Access to meaning: The anatomy of the language/learning connection

Pages 369-388 | Published online: 14 Sep 2010
 

Abstract

In this Part II the author examines the most common assumptions about second language acquisition by means of the anatomical model created in Part I. The examination includes a review of the most widely‐used second language acquisition methods, and shows how they owe their basic assumptions to those embodied in the Direct Method — a century‐old approach to teaching second languages.

The two most basic assumptions — that people acquire a second language in the same manner as they acquired their first; and that the most appropriate language of instruction is L2 — are shown to be inconsistent with the views of Cummins, Vygotsky, Piaget and Chomsky. Furthermore, when these assumptions are subjected to analysis with the anatomical model they are found potentially to retard and/or delimit both the development of second language proficiency and the learning process of the typical student.

The analyses that the model permits provide many clearer explanations for the empirical results generally experienced by students who receive second language instruction through the methods in most common use. Based upon the model, and the resulting analyses, the author outlines some of the principal characteristics that a more effective second language acquisition approach would incorporate. These characteristics appear to be quite consistent with the principles of bilingual instruction.

Notes

The ideas and analyses that are contained in this article are excerpted from a book that is currently in preparation. That book, Quantum Learning, proposes a new theory of learning, and shows how that theory applies to learning in general, and to language acquisition in particular.

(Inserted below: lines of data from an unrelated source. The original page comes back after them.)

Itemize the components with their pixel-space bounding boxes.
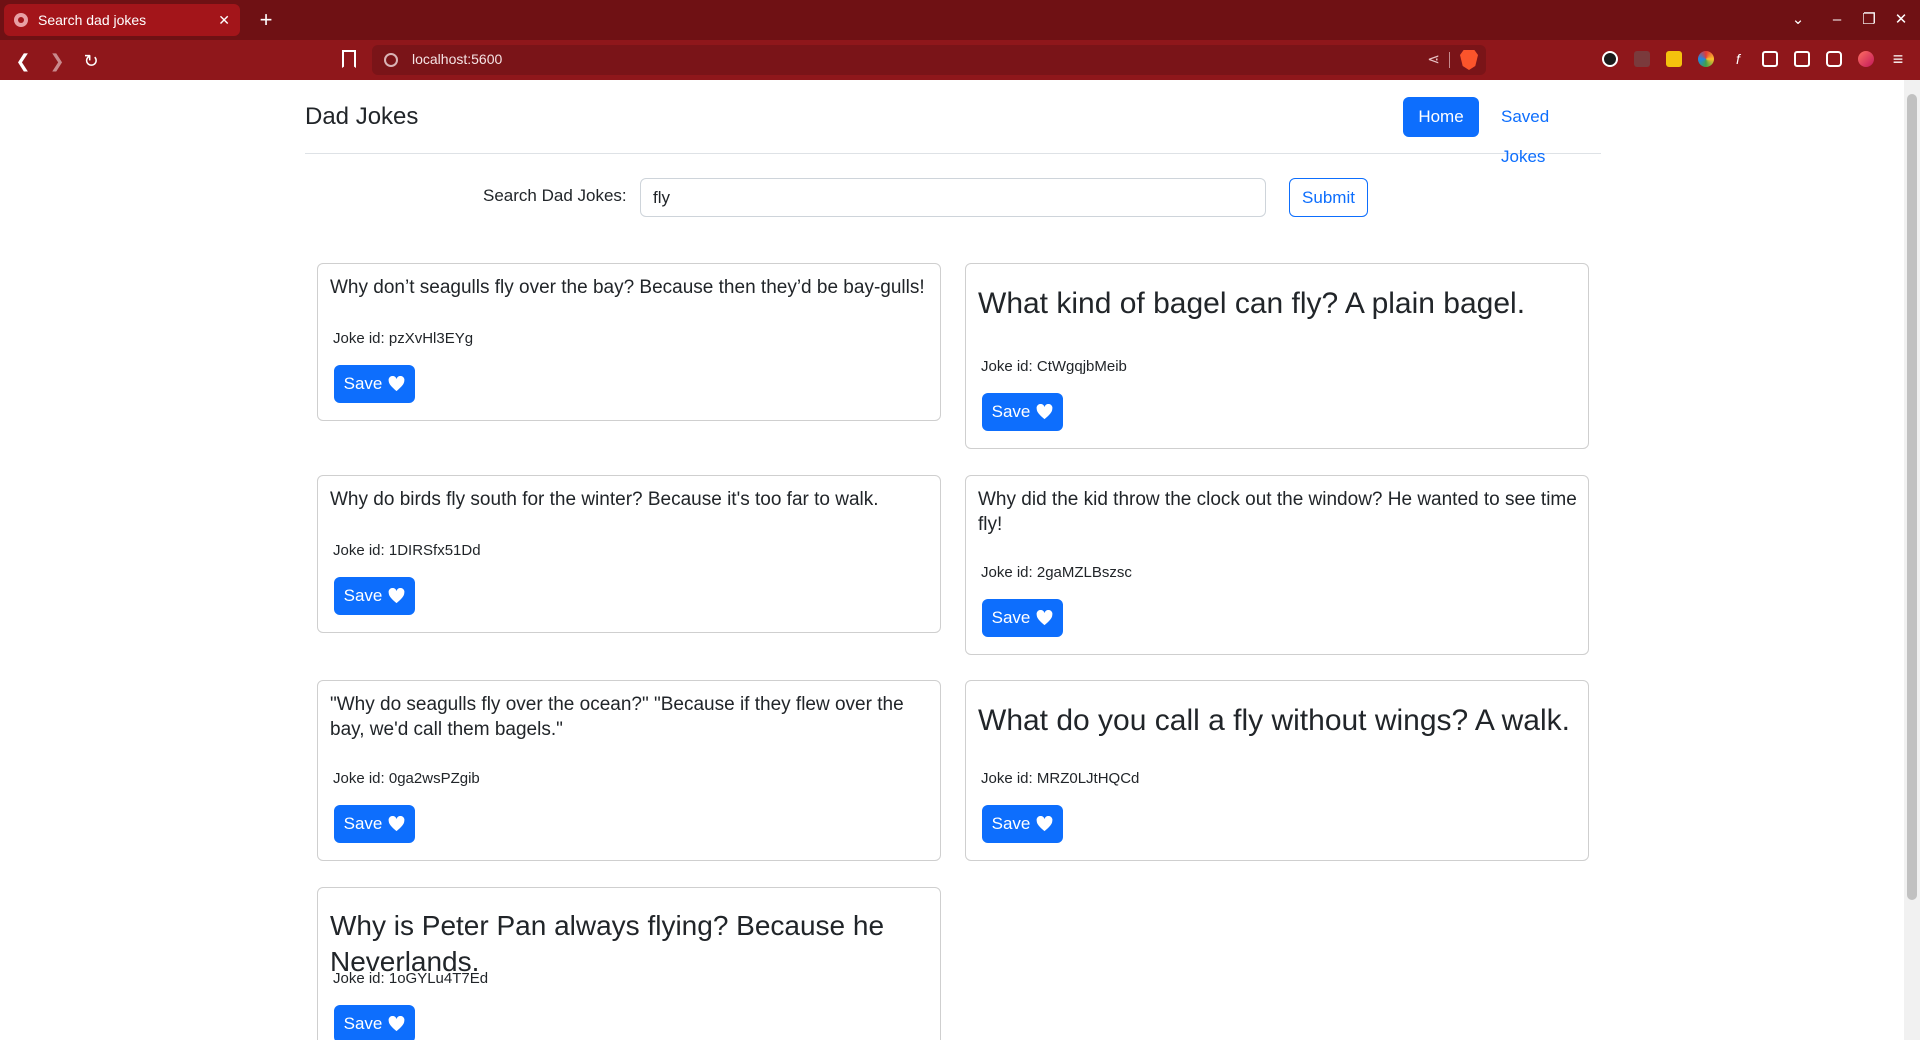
save-label: Save (991, 402, 1031, 421)
joke-id: Joke id: 1DIRSfx51Dd (333, 542, 481, 559)
search-label: Search Dad Jokes: (483, 186, 627, 205)
site-header: Dad Jokes Home Saved Jokes (305, 80, 1601, 166)
joke-card: Why did the kid throw the clock out the … (965, 475, 1589, 655)
forward-icon[interactable]: ❯ (44, 48, 70, 74)
joke-card: What kind of bagel can fly? A plain bage… (965, 263, 1589, 449)
heart-icon (389, 1016, 405, 1032)
back-icon[interactable]: ❮ (10, 48, 36, 74)
close-window-icon[interactable]: ✕ (1889, 8, 1913, 32)
submit-button[interactable]: Submit (1289, 178, 1368, 217)
reload-icon[interactable]: ↻ (78, 48, 104, 74)
save-label: Save (343, 586, 383, 605)
site-brand[interactable]: Dad Jokes (305, 103, 418, 131)
save-label: Save (991, 814, 1031, 833)
heart-icon (1037, 610, 1053, 626)
joke-card: Why is Peter Pan always flying? Because … (317, 887, 941, 1040)
joke-id: Joke id: MRZ0LJtHQCd (981, 770, 1140, 787)
nav-saved-jokes-link[interactable]: Saved Jokes (1490, 97, 1601, 166)
close-tab-icon[interactable]: ✕ (218, 12, 230, 29)
page-viewport: Dad Jokes Home Saved Jokes Search Dad Jo… (0, 80, 1904, 1040)
save-joke-button[interactable]: Save (982, 599, 1063, 637)
save-label: Save (343, 814, 383, 833)
joke-text: "Why do seagulls fly over the ocean?" "B… (330, 694, 904, 740)
url-text[interactable]: localhost:5600 (412, 51, 502, 67)
brave-shields-icon[interactable] (1460, 50, 1478, 70)
puzzle-icon[interactable] (1762, 51, 1778, 67)
joke-text: Why don’t seagulls fly over the bay? Bec… (330, 277, 925, 298)
save-joke-button[interactable]: Save (334, 365, 415, 403)
joke-id: Joke id: CtWgqjbMeib (981, 358, 1127, 375)
joke-id: Joke id: pzXvHl3EYg (333, 330, 474, 347)
joke-card: Why don’t seagulls fly over the bay? Bec… (317, 263, 941, 421)
profile-icon[interactable] (1858, 51, 1874, 67)
font-extension-icon[interactable]: f (1730, 51, 1746, 67)
joke-text: Why do birds fly south for the winter? B… (330, 489, 879, 510)
wallet-icon[interactable] (1826, 51, 1842, 67)
globe-icon (14, 13, 28, 27)
joke-text: Why did the kid throw the clock out the … (978, 489, 1577, 535)
save-label: Save (991, 608, 1031, 627)
heart-icon (389, 816, 405, 832)
menu-icon[interactable]: ≡ (1890, 50, 1906, 68)
save-joke-button[interactable]: Save (982, 393, 1063, 431)
search-input[interactable] (640, 178, 1266, 217)
heart-icon (389, 376, 405, 392)
extension-icon[interactable] (1634, 51, 1650, 67)
wallet-extension-icon[interactable] (1602, 51, 1618, 67)
sidebar-icon[interactable] (1794, 51, 1810, 67)
site-info-icon[interactable] (384, 53, 398, 67)
save-joke-button[interactable]: Save (334, 805, 415, 843)
joke-card: What do you call a fly without wings? A … (965, 680, 1589, 861)
tab-bar: Search dad jokes ✕ + ⌄ – ❐ ✕ (0, 0, 1920, 40)
joke-text: What kind of bagel can fly? A plain bage… (978, 287, 1526, 320)
divider (1449, 52, 1450, 68)
new-tab-button[interactable]: + (252, 6, 280, 34)
joke-card: Why do birds fly south for the winter? B… (317, 475, 941, 633)
save-label: Save (343, 374, 383, 393)
nav-home-button[interactable]: Home (1403, 97, 1479, 137)
joke-text: What do you call a fly without wings? A … (978, 704, 1570, 737)
address-bar[interactable]: localhost:5600 ⋖ (372, 45, 1486, 75)
heart-icon (1037, 404, 1053, 420)
save-joke-button[interactable]: Save (334, 1005, 415, 1040)
share-icon[interactable]: ⋖ (1427, 50, 1440, 68)
heart-icon (1037, 816, 1053, 832)
tab-title: Search dad jokes (38, 12, 147, 28)
browser-tab[interactable]: Search dad jokes ✕ (4, 4, 240, 36)
joke-id: Joke id: 2gaMZLBszsc (981, 564, 1132, 581)
save-joke-button[interactable]: Save (982, 805, 1063, 843)
color-picker-icon[interactable] (1698, 51, 1714, 67)
save-label: Save (343, 1014, 383, 1033)
scrollbar-thumb[interactable] (1907, 94, 1917, 900)
joke-id: Joke id: 1oGYLu4T7Ed (333, 970, 489, 987)
joke-card: "Why do seagulls fly over the ocean?" "B… (317, 680, 941, 861)
lock-extension-icon[interactable] (1666, 51, 1682, 67)
chevron-down-icon[interactable]: ⌄ (1786, 8, 1810, 32)
save-joke-button[interactable]: Save (334, 577, 415, 615)
minimize-icon[interactable]: – (1825, 8, 1849, 32)
restore-icon[interactable]: ❐ (1857, 8, 1881, 32)
joke-id: Joke id: 0ga2wsPZgib (333, 770, 480, 787)
heart-icon (389, 588, 405, 604)
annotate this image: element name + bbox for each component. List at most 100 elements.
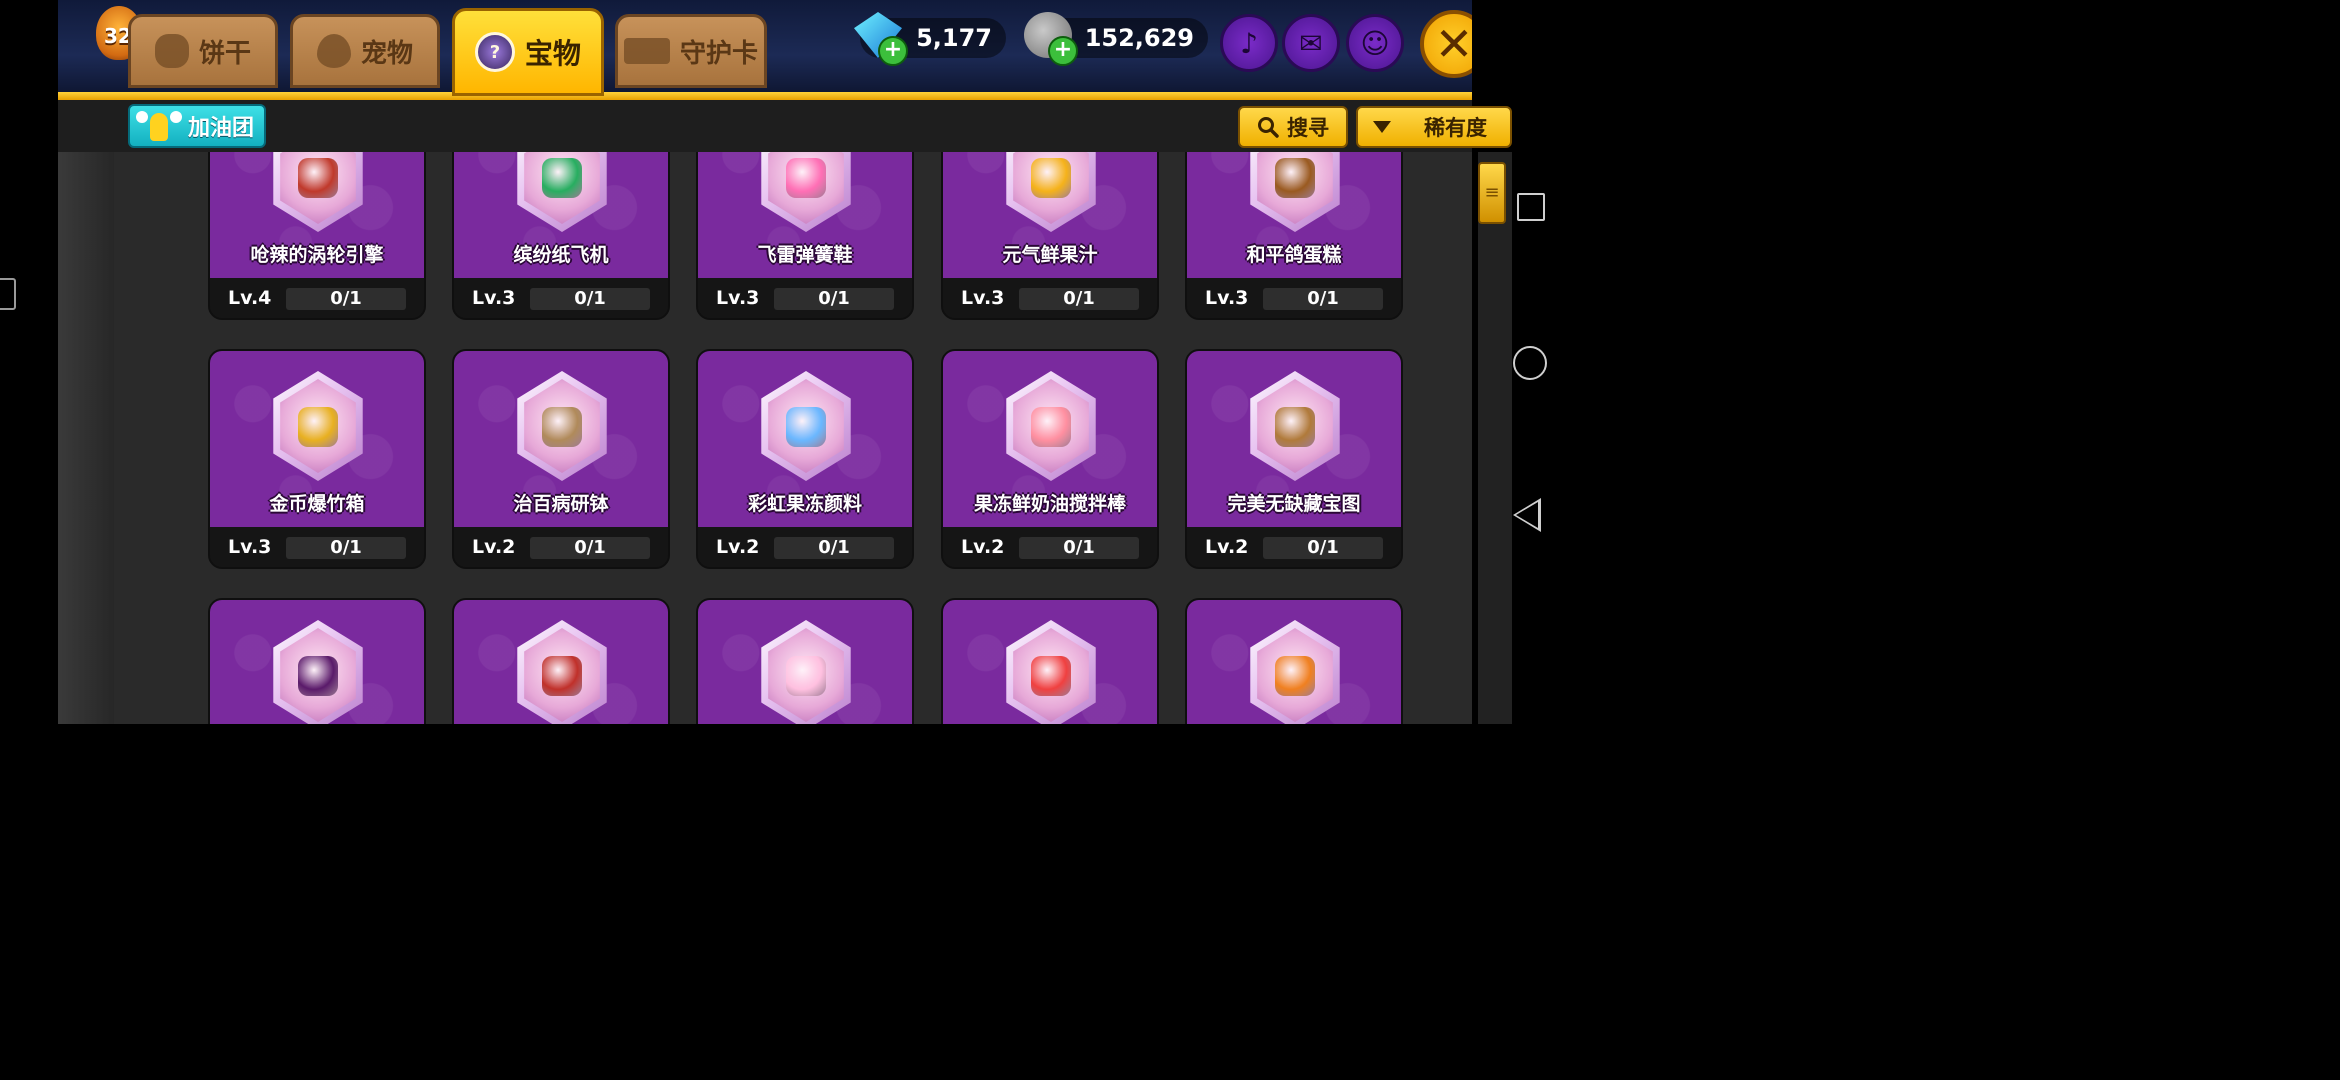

This article demonstrates how certain basic concepts in the fields of language acquisition, learning and language proficiency may be usefully related as a means for better understanding both the learning process and the nature of language acquisition.

Because these relationships stand on their own, without reference to Quantum Learning, and because there is much current debate on the issues of second language acquisition, the author believes that these findings may represent a useful contribution to that debate.